Opening Morning session - 14 June

This Forum Europe event is held annually in Brussels. This year’s event was particularly topical because the European institutions are working towards developing the EU Radio Spectrum Policy Program (RSPP) and thus there was substantial turnout from national regulators and European Commission officials.

The morning session on 14 June was moderated by our partner Gerry Oberst. Following an introduction by Economics Professor Gerard Pogorel, Gerry described the morning schedule and introduced three keynote speakers – Commission Vice-President Neelie Kroes; Member of Parliament Gunnar Hokmark, who is the rapporteur responsible for the RSPP within the European Parliament; and U.S. Ambassador to the EU, William E. Kennard, past FCC chairman.

Mrs. Kroes emphasized that Brussels needs to work with the 27 EU Member States to achieve the goals that European citizens expect, especially citizens who live in rural areas that do not have access to service. She noted that the convergence between fixed and mobile services is not possible without a mobile function, which calls for the spectrum necessary to support mobile services. The digital communications sector is a “global game,” she noted, with the EU at risk of being outclassed or “squeezed” from both the East and West. This theme of global competition and Europe’s place in the world was a constantly recurring concept, which we heard from other speakers described below. However, Europe is not far behind the game, as she noted progress in the next generation of mobile technology:

I am very impressed by the early entry into the market of 4th generation wireless services. In particular, LTE technology. Of the 60 countries where LTE rollout is already planned, 29 are in Europe, while Europe also accounts for 8 of the 14 that already have live networks. One year ago, we thought that companies in the US would be alone in pioneering the 4th generation systems, now we can say that Europe is in the lead.

Three key issues are central to the pending RSPP, according to Mrs. Kroes. First, opening up the 800 MHz digital dividend band is an important step to release spectrum for mobile broadband.

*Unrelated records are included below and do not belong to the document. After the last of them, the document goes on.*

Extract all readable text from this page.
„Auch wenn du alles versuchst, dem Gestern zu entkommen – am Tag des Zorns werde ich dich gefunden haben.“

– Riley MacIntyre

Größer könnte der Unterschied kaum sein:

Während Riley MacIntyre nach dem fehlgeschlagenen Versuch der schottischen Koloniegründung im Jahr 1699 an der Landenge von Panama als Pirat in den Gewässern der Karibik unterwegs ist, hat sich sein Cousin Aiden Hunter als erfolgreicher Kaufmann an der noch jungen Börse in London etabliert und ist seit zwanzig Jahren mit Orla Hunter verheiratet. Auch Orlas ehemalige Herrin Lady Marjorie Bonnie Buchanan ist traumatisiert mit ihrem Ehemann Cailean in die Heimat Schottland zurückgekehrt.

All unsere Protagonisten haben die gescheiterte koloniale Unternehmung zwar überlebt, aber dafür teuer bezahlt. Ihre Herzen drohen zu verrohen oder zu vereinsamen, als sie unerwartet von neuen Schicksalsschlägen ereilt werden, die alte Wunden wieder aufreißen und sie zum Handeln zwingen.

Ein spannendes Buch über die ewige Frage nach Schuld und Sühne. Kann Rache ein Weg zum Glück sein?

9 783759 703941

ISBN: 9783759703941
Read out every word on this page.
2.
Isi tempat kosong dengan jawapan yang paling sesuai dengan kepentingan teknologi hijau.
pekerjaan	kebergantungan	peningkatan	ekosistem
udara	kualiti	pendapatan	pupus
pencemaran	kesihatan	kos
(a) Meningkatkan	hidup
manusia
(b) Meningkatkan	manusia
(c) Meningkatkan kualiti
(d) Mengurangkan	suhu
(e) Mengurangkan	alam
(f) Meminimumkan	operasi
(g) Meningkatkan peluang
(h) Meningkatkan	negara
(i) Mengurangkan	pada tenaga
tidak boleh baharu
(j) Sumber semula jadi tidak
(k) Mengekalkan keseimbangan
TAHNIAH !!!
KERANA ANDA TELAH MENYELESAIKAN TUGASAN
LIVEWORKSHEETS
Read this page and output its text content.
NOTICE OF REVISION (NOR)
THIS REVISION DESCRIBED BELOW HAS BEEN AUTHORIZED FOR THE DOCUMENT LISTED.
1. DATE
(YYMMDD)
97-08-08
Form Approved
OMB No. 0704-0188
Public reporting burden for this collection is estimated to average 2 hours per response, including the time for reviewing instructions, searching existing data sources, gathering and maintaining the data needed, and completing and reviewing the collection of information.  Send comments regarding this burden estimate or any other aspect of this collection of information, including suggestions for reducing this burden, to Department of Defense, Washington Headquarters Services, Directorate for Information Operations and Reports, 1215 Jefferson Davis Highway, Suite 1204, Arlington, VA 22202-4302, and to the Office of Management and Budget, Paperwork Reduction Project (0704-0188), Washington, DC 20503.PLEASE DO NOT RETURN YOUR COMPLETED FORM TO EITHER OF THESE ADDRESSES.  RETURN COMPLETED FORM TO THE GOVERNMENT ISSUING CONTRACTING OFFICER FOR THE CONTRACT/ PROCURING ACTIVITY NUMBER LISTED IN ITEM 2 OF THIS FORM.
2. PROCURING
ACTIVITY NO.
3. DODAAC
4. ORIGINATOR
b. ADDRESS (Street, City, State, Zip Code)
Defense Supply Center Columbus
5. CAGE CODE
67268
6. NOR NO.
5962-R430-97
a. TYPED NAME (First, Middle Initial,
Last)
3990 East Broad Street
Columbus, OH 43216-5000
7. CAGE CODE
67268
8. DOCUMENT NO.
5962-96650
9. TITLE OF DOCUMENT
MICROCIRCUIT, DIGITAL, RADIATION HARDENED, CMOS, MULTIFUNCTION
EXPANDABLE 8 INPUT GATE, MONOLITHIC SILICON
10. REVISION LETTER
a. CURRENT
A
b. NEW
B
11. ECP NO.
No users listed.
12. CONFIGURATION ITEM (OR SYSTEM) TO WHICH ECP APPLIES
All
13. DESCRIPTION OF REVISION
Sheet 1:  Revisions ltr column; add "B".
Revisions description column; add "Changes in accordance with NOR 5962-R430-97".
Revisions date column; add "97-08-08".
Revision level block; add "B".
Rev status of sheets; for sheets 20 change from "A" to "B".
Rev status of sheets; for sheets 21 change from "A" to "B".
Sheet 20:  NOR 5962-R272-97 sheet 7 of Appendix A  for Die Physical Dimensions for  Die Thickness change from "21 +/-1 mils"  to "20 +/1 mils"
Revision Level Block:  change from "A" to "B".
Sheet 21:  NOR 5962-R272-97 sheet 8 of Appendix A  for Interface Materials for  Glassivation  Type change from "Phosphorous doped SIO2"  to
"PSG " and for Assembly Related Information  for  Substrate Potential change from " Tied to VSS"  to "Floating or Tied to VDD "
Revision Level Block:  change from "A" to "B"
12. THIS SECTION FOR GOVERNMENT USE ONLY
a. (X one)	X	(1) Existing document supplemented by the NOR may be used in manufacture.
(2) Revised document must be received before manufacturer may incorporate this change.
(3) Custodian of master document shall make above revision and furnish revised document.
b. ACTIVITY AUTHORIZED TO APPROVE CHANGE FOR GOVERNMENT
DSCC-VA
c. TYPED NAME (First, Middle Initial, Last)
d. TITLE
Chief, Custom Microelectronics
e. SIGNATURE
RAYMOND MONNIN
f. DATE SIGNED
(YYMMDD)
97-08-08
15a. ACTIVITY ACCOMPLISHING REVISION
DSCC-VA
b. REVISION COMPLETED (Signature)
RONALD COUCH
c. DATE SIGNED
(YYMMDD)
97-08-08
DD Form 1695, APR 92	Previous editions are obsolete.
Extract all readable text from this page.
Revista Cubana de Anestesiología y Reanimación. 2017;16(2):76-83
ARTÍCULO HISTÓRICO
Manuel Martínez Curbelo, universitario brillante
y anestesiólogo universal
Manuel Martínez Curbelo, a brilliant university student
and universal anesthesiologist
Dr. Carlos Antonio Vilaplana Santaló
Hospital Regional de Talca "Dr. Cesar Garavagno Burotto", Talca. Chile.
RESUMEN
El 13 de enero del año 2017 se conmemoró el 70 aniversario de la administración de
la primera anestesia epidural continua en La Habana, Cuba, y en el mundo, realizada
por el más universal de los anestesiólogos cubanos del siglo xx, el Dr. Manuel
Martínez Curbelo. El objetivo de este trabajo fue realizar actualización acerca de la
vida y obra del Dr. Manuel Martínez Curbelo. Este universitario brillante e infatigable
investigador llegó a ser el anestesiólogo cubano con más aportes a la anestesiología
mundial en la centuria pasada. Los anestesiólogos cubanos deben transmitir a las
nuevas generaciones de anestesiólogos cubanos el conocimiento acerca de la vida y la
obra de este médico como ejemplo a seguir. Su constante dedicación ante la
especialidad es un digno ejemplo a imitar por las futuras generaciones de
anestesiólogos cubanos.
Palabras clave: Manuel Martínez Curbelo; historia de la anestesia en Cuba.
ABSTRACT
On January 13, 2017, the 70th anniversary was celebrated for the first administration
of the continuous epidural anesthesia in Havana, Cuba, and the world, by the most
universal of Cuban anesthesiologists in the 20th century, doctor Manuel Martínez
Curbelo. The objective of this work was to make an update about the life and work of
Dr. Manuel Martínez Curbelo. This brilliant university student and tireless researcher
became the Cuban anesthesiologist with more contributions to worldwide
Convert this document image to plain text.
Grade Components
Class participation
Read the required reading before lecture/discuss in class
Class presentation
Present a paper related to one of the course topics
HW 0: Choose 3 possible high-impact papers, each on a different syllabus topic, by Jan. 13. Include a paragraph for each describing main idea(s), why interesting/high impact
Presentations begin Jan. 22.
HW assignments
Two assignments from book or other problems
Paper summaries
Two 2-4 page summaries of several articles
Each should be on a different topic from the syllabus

The firm deadline of 2013 set forth in the RSPP contains limited opportunity for extensions for specific Member States, but she warned that this exemption should not be misused.

A second important aspect of the RSPP is the provision for an inventory of spectrum use, together with an assessment of whether that spectrum is being used efficiently. These assessments cannot rely totally on Member State views, because there must be a coherent approach across Europe.

Third, Mrs. Kroes emphasized that Europe must work globally, including at the ITU level and the upcoming world radiocommunication conference. Where there are crucial EU interests at stake, it is no longer acceptable to rely on an aggregation of Member State views, but instead there should be a clear focus on EU policy where it arises.

Mrs. Kroes stressed her optimism about research in the information technology arena and said this is needed to “make the cake bigger for everyone.” She also announced that the Commission will release a communication on shared use of spectrum in 2012. Based on his good work with the RSPP proposal, she urged MP Hokmark to act as rapporteur for this item as well.

In his ensuing presentation, Mr. Hokmark returned to the theme that Europe has lost its lead in spectrum management that had been gained through early deregulation and selection of a single GSM technology standard in the early 1990’s. He remarked that the Europe has the largest economy, but that the U.S. and Chinese markets were bigger and supported bigger players. Mr. Hokmark identified three main points:

  • Creating an internal European market for digital Internet service will greatly foster the overall Internal market – it will level pricing across the Member States and increase competition.
  • Market growth potential is enormous. Here, Mr. Hokmark stressed the need for speed and capacity. He said that the prospects of serving 650 million customers of the largest operator, China Telecom, would give a heart attack to European sales directors. Even a 10 percent market share of that market base would give economies of scale sufficient to fund new generations of equipment and services.
  • Finally, Europe should strive to stay in the lead. Reform is absolutely necessary in this most crucial of sectors. Adoption of the RSPP is a critical element – even one of the most important – in the EU economy.

Ambassador Kennard said he spoke at the event with a certain sense of ‘deja vue,’ harkening back to his early visits to Brussels when the U.S. government sought to convince European officials to adopt multiple wireless standards. He said in retrospect that Europe had gotten it right and was leading the world with the GSM standard, and that some U.S. companies were still recovering from the U.S. approach.

However, Mr. Kennard then noted that Europe had lost that lead – “it all comes down to spectrum” and European policy needs to adjust to the spectrum crisis. He argued that the ICT sector was worth approximately the same amount in Europe and the U.S., even though Europe had a population about 200 million larger. In this light, ICT is underperforming in the EU relative to the U.S.  Noting the U.S. government's efforts towards a wireless initiative, he said that the future of the Internet is wireless.

Recognizing that action to harmonize spectrum management is more difficult in Europe, with its 27 Member States, Ambassador Kennard said that there needs to be an intense political discussion about its future direction. For instance, he noted that all the evidence in the U.S. says that larger, regional auctions raise more money and result in higher valued spectrum use. Why cannot Europe seek more pan-European auctions or licensing, he asked?